My friend really likes my camera and photography, but she hasn't got the chance to do anything about it. Her birthday is coming up in September and I'd like to treat her a little  Now, she loses things all of the time, likes to take pictures of her horse, and is one of those people that just throws all of her stuff into a pile, SO that's why I'm only wanting to spend about $150 so she won't have to worry about it getting beat up. I'm rather new to photography, so I don't know anything about cameras from like before 2010. The only reason I say canon is because I have a canon and I would have to help her a lot, but I'm open to any other brands as well. Thanks guys!

I've been looking on ebay and stuff, but I don't know what I'm looking for! I've been looking at the first canon rebel's but the one I was looking at only had a CF slot, and I'm looking for one with an SD card slot!


----------



## 3bayjunkie (Sep 1, 2012)

You can get one of those shock proof/ waterproof point and shoot camera.


----------



## mjhoward (Sep 1, 2012)

Pretty much all older canon bodies used CF.  you'll be looking at the canon 20D body only for $150.  You can also get a CF to SD adapter for a few bucks but I've never used one so don't know how well they work.


----------



## zcar21 (Sep 1, 2012)

I doubt you can find a 20d with lens for 150.


----------



## mjhoward (Sep 1, 2012)

zcar21 said:


> I doubt you can find a 20d with lens for 150.

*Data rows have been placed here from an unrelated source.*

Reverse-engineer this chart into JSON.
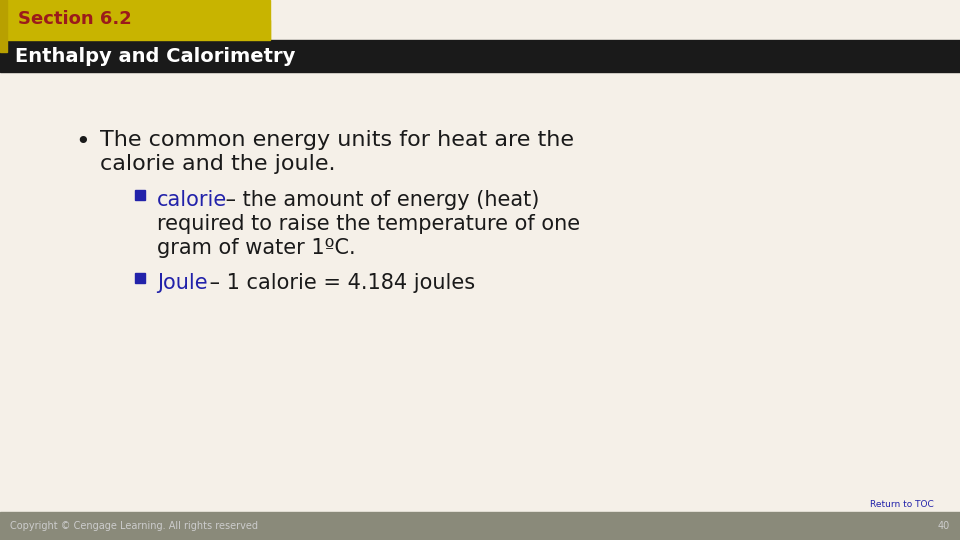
{
  "bg_color": "#f5f0e8",
  "header_tab_color": "#c8b400",
  "header_tab_text": "Section 6.2",
  "header_tab_text_color": "#9b1b1b",
  "header_bar_color": "#1a1a1a",
  "header_bar_text": "Enthalpy and Calorimetry",
  "header_bar_text_color": "#ffffff",
  "footer_bar_color": "#8a8a7a",
  "footer_copyright": "Copyright © Cengage Learning. All rights reserved",
  "footer_page": "40",
  "footer_link": "Return to TOC",
  "bullet_text_line1": "The common energy units for heat are the",
  "bullet_text_line2": "calorie and the joule.",
  "sub_bullet1_colored": "calorie",
  "sub_bullet1_rest": " – the amount of energy (heat)",
  "sub_bullet1_line2": "required to raise the temperature of one",
  "sub_bullet1_line3": "gram of water 1ºC.",
  "sub_bullet2_colored": "Joule",
  "sub_bullet2_rest": " – 1 calorie = 4.184 joules",
  "bullet_color": "#2222aa",
  "sub_bullet_square_color": "#2222aa",
  "text_color": "#1a1a1a",
  "link_color": "#2222aa"
}
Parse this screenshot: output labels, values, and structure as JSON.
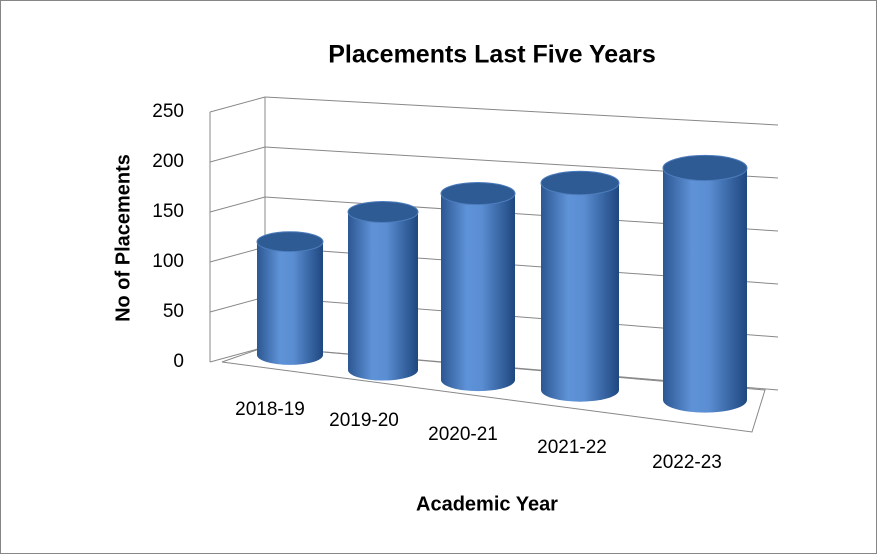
{
  "chart_data": {
    "type": "bar3d_cylinder",
    "title": "Placements Last Five Years",
    "x_label": "Academic Year",
    "y_label": "No of  Placements",
    "categories": [
      "2018-19",
      "2019-20",
      "2020-21",
      "2021-22",
      "2022-23"
    ],
    "values": [
      110,
      145,
      165,
      180,
      200
    ],
    "color": "#4a7cc0",
    "ylim": [
      0,
      250
    ],
    "yticks": [
      0,
      50,
      100,
      150,
      200,
      250
    ],
    "grid": true
  }
}
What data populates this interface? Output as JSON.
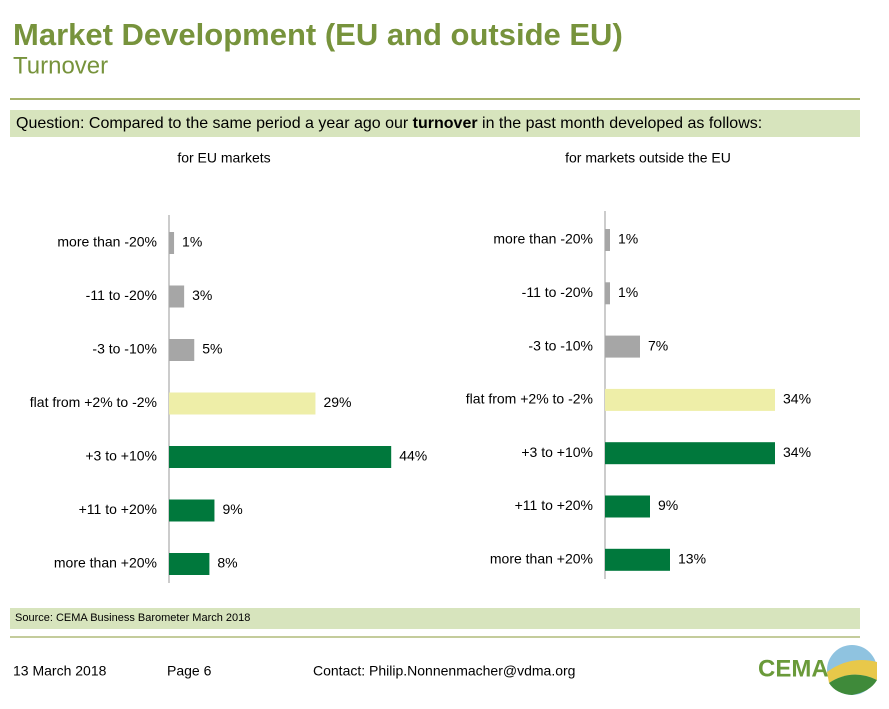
{
  "header": {
    "title": "Market Development (EU and outside EU)",
    "subtitle": "Turnover"
  },
  "question": {
    "parts": [
      "Question: Compared to the same period a year ago our ",
      "turnover",
      " in the past month developed as follows:"
    ]
  },
  "chart_data": [
    {
      "type": "bar",
      "orientation": "horizontal",
      "title": "for EU markets",
      "categories": [
        "more than -20%",
        "-11 to -20%",
        "-3 to -10%",
        "flat from +2% to -2%",
        "+3 to +10%",
        "+11 to +20%",
        "more than +20%"
      ],
      "values": [
        1,
        3,
        5,
        29,
        44,
        9,
        8
      ],
      "value_labels": [
        "1%",
        "3%",
        "5%",
        "29%",
        "44%",
        "9%",
        "8%"
      ],
      "colors": [
        "#a6a6a6",
        "#a6a6a6",
        "#a6a6a6",
        "#eeeea8",
        "#00783c",
        "#00783c",
        "#00783c"
      ]
    },
    {
      "type": "bar",
      "orientation": "horizontal",
      "title": "for markets outside the EU",
      "categories": [
        "more than -20%",
        "-11 to -20%",
        "-3 to -10%",
        "flat from +2% to -2%",
        "+3 to +10%",
        "+11 to +20%",
        "more than +20%"
      ],
      "values": [
        1,
        1,
        7,
        34,
        34,
        9,
        13
      ],
      "value_labels": [
        "1%",
        "1%",
        "7%",
        "34%",
        "34%",
        "9%",
        "13%"
      ],
      "colors": [
        "#a6a6a6",
        "#a6a6a6",
        "#a6a6a6",
        "#eeeea8",
        "#00783c",
        "#00783c",
        "#00783c"
      ]
    }
  ],
  "source": "Source: CEMA Business Barometer March 2018",
  "footer": {
    "date": "13 March 2018",
    "page": "Page 6",
    "contact": "Contact: Philip.Nonnenmacher@vdma.org",
    "logo": "CEMA"
  }
}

Which is why I said body only.


----------



## pixmedic (Sep 1, 2012)

you can probably get a D100 with a lens for $150. has a CF card though.


----------



## mjhoward (Sep 1, 2012)

pixmedic said:


> you can probably get a D100 with a lens for $150. has a CF card though.



This is what I was originally thinking but I wasn't sure if there was a reason they said Canon specifically.


----------



## Tony S (Sep 1, 2012)

Since you are looking for a basic inexpensive Canon DSLR for your friend to cut her teeth on give a look to some of the early Canon models. Many of those are still in great shape since they were shelved as owners upgraded as things really exploded fast. Look for the early Canon D30 (not the 30D, don't get confused by the numbers) and 10D models. They still take great pictures and are a great starting point, at your budget parameters, for someone who is just gettting introduced but does not want to spend a lot of money.
They both use CF cards, but you can easily get around that with a card reader for under $20.

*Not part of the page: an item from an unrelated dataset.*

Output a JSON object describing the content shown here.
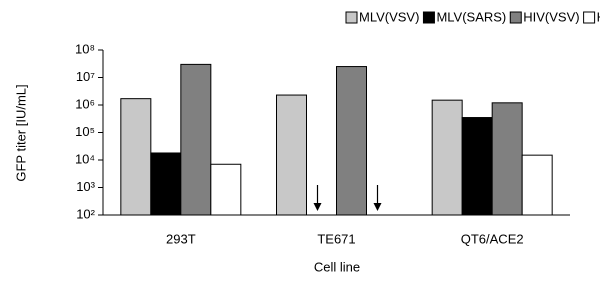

  I still have the D30 and use it once in a while just to make sure it works and keep the batteries charged up.  I still think it has some of the best straight out of camera color/;contrast available in a DSLR, although at only just over 3MP.  You can get nice 11x14 prints from the files with well taken full size images from those files, and occasionally if you have an excellent shot that's nice and crisp you can get up to a 16x20.  8x10s are a snap with it and will allow for a small amount of cropping.  The 10D gives you even a bit more room for cropping with the larger MP count.


----------



## Derrel (Sep 1, 2012)

I saw a Nikon D50 this week for $95....and a couple of Canon Rebels for $150-ish. At the low end of the d-slr spectrum, I believe that you are GOING TO HAVE TO accept a camera that uses CF card memory...cameras that are priced that low are ALL going to be older, CF-card-using models.


----------



## Jaemie (Sep 1, 2012)

I use a Canon Digital Rebel 6.3mp and it's easy to operate and produces good images.


----------



## Smitzel269 (Sep 1, 2012)

"The only reason I say canon is because I have a canon and I would have  to help her a lot, but I'm open to any other brands as well. Thanks  guys!"

So yes I am open to others but I prefer to buy canon. Thanks for everyone who replied. It can be BODY ONLY. I will figure out the lens situation.


----------



## Smitzel269 (Sep 3, 2012)

Kay guys, what If the limit was raised to $350 but need it with a lens, and preferably with a sd slot, but cf is ok!


----------



## gsgary (Sep 3, 2012)

pixmedic said:


> you can probably get a D100 with a lens for $150. has a CF card though.




So what nothing wrong with CF cards thats all i use never had a card go wrong and i have shot 100s of 1000 of shots


----------



## pixmedic (Sep 3, 2012)

gsgary said:
			
		

> So what nothing wrong with CF cards thats all i use never had a card go wrong and i have shot 100s of 1000 of shots



Never said there was any problem with CF cards. OP said preference was SD card. Thought it important to point out what card the D100 used since i suggested it.


----------



## Smitzel269 (Sep 6, 2012)

I ended up getting her a used Canon Rebel XSi and 18-55mm kit lens for $325 + shipping.


----------